What then, should we understand the Confederate battle flag to symbolize? It apparently was one of several used during the Civil War. It came into heavy use during the civil rights movement as a symbol of resistance to desegregation in the South. At various times it has been part of the state flags of Alabama, Florida, Georgia, Mississippi, and famously flew over the State House of South Carolina. In 2000 South Carolina removed it from the State House, and specified that it was to fly in front of the State House at a monument to Confederate soldiers. In 2015 the murder of nine African Americans at the Emanuel African Methodist Episcopal Church in Charleston, South Carolina brought renewed attention to the Confederate battle flag, since the murderer, Dylann Roof, used it as a symbol of his desire to start a race war.

Led by South Carolina Governor, Nikki Haley, the legislature voted to remove the battle flag from the grounds of the State House, and return it to a museum. What does this action symbolize?

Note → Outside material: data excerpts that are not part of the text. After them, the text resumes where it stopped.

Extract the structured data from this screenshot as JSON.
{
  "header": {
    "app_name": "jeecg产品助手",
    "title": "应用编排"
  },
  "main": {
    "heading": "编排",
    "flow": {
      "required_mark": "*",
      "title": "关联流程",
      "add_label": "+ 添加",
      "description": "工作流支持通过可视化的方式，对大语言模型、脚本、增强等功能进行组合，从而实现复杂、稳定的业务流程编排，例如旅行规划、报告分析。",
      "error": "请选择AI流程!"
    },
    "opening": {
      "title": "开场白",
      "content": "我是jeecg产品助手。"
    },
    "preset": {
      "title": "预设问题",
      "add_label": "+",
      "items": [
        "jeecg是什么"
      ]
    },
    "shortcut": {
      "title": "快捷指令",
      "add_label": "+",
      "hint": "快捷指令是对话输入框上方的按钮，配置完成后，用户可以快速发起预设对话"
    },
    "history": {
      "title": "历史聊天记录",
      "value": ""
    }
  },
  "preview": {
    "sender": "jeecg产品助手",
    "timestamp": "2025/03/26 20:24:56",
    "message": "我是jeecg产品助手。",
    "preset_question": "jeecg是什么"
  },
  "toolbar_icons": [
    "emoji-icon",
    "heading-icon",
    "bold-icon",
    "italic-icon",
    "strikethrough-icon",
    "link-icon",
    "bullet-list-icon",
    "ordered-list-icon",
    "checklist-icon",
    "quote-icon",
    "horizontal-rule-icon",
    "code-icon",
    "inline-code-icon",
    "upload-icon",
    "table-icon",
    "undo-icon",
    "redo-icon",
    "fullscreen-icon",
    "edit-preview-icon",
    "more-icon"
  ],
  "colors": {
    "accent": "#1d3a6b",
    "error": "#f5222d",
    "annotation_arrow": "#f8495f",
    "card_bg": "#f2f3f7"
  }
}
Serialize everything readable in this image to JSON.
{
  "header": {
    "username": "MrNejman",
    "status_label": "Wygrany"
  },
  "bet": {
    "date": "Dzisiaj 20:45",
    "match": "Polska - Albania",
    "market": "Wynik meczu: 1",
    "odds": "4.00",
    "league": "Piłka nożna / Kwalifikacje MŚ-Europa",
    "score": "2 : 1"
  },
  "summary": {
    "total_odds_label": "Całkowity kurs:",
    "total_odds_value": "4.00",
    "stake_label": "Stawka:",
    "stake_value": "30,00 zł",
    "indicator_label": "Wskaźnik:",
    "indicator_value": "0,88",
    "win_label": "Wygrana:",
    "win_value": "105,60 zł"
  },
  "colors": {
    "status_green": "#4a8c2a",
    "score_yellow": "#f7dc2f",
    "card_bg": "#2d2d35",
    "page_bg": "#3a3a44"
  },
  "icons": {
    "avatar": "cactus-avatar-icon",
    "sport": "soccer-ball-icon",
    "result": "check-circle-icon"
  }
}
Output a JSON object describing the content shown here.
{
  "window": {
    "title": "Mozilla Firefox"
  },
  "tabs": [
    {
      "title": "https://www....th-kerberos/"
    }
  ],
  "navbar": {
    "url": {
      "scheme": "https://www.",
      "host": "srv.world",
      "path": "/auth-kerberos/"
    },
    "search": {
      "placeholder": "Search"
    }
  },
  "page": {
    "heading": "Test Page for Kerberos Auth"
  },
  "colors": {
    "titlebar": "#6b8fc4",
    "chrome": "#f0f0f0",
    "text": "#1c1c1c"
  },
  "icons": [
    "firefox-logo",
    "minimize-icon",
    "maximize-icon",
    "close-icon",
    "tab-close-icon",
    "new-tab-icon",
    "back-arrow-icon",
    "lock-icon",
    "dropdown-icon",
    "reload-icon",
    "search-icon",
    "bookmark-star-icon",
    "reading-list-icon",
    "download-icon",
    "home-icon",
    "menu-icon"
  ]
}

The racism displayed by Dylann Roof is not unique to him, nor is it located solely in the former Confederate States. However, the use of the battle flag by the governments of the Southern states symbolized their tacit support for various forms of racial hostility. Removal of the flag, then, means that official South Carolina no longer gives that tacit support. Racism is not dead in South Carolina, in the South, or in the rest of the United States. However, removal of the Confederate battle flag means that the government of South Carolina, symbolically, is no longer firing on Fort Sumter.